How does the potential expiration/extension of various TCJA provisions impact your analysis and recommendation?

Facts and Objectives
Facts
Mr. Heeler’s business will specialize in restoring and curating rare, stylish historical finds with a modern edge. The shop showcases a unique collection of urban relics, from vintage architectural fragments and reclaimed industrial artifacts to rare cultural objects that echo the city’s hidden history. Alongside authentic artifacts, Bandit’s Urban Archeology will offer carefully crafted reproductions, manufactured to capture the essence and detail of original pieces, allowing clients to bring a touch of history into their own spaces. Each item, whether original or reproduction, is meticulously preserved or artistically repurposed, blending ancient character with contemporary aesthetics. Ideal for history enthusiasts, interior designers, and urban dwellers with a taste for chic nostalgia, Bandit’s Urban Archeology brings a refined approach to celebrating and reimagining the past.
The company will be 100% owned by Mr. Heeler.
The company will be funded by Mr. Heeler contributing $1,000,000 in cash plus machinery to be used in manufacturing reproduction pieces. The machinery has a fair market value of $300,000 and a cost basis of $200,000. The placed in-service date will be 1/15/25 and the recovery period will be 7 years.
In the company’s initial year of operations, Mr. Heeler plans to take money from the company (some combination of wages and distributions) equal to $100,000 for his efforts.
Objective
Using the information provided by Mr. Heeler, estimate the total tax burden that the business entity and Mr. Heeler will face in tax year 2025 if the business were to operate for federal tax purposes as 1) a C-Corporation, 2) an S-Corporation, or 3) a Sole Proprietorship (Schedule C). Then, make a recommendation to Mr. Heeler about which type of federal tax classification he should choose for Bandit’s Urban Archeology, LLC (and what steps he would have to take to choose that entity classification).
In addition to your primary analysis, Mr. Heeler wants you to address the following questions and how the answers may vary among the federal tax classification choices (note, your team may need to do additional research):
How does the potential expiration/extension of various TCJA provisions impact your analysis and recommendation?

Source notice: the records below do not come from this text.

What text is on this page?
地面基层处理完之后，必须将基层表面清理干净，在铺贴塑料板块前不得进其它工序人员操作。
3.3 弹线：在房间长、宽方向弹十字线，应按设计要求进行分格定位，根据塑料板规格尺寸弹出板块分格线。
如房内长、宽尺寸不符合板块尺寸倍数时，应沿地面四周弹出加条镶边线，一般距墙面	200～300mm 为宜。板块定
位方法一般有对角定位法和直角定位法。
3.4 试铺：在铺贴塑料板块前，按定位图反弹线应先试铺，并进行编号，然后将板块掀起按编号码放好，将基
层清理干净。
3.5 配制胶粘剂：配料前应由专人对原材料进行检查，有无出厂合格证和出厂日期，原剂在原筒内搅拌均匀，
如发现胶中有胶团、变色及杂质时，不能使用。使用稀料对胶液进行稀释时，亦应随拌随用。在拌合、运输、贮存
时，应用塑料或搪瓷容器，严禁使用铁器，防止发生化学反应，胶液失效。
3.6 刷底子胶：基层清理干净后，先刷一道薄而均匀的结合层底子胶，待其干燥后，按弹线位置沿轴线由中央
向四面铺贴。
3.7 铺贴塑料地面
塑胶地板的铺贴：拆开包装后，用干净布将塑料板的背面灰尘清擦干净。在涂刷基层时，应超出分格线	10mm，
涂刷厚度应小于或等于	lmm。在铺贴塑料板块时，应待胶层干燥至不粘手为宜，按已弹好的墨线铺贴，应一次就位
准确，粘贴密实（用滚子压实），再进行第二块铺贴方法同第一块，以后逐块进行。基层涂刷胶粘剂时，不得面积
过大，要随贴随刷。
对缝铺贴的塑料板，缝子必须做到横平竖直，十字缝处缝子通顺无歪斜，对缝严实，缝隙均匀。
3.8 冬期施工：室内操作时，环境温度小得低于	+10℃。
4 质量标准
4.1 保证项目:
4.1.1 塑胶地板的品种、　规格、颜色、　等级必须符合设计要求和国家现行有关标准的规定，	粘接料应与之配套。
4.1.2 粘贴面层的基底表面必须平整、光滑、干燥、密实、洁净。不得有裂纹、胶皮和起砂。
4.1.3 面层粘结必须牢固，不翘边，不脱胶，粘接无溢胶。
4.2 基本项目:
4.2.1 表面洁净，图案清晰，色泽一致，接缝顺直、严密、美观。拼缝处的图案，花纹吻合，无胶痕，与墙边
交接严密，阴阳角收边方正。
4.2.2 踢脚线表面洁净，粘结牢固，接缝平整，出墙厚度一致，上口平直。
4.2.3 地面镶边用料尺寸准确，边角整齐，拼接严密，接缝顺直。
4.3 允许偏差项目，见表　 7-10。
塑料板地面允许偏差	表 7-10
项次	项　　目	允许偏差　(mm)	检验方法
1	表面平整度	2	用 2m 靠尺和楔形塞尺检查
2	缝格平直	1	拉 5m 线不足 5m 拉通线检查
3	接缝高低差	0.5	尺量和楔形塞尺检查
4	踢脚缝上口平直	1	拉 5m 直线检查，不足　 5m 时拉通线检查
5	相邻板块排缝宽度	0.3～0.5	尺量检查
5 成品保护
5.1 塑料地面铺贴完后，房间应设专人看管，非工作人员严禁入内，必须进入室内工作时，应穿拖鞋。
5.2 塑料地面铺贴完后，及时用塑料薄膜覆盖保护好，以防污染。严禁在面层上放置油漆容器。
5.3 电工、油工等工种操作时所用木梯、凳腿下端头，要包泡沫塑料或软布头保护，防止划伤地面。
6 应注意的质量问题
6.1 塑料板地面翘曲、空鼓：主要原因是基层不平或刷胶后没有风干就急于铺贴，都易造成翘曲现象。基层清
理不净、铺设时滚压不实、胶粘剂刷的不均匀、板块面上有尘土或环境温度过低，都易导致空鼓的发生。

What are the tax consequences of Mr. Heeler’s initial contribution of cash and property to the company?
How would changing the amount of money taken out of the company impact your calculations (i.e., what would happen if Mr. Heeler increased or decreased the amount of distributions taken).
Would the optimal federal tax classification vary depending on whether Mr. Heeler decides to sell the business at some point in the not-so-distant future?
Should the company attempt to maximize depreciation deductions in Year 1? Or, should the company spread them more evenly over several years?
What happens if Mr. Heeler’s projections are wrong and the company loses money (i.e., how are losses treated by each entity type)?
How easy is it to switch the company’s tax classification later from what you recommended? That is, what is the process to switch (e.g., is there some kind of election, or revocation of an election, that must be made)? Would the switch be taxable or nontaxable?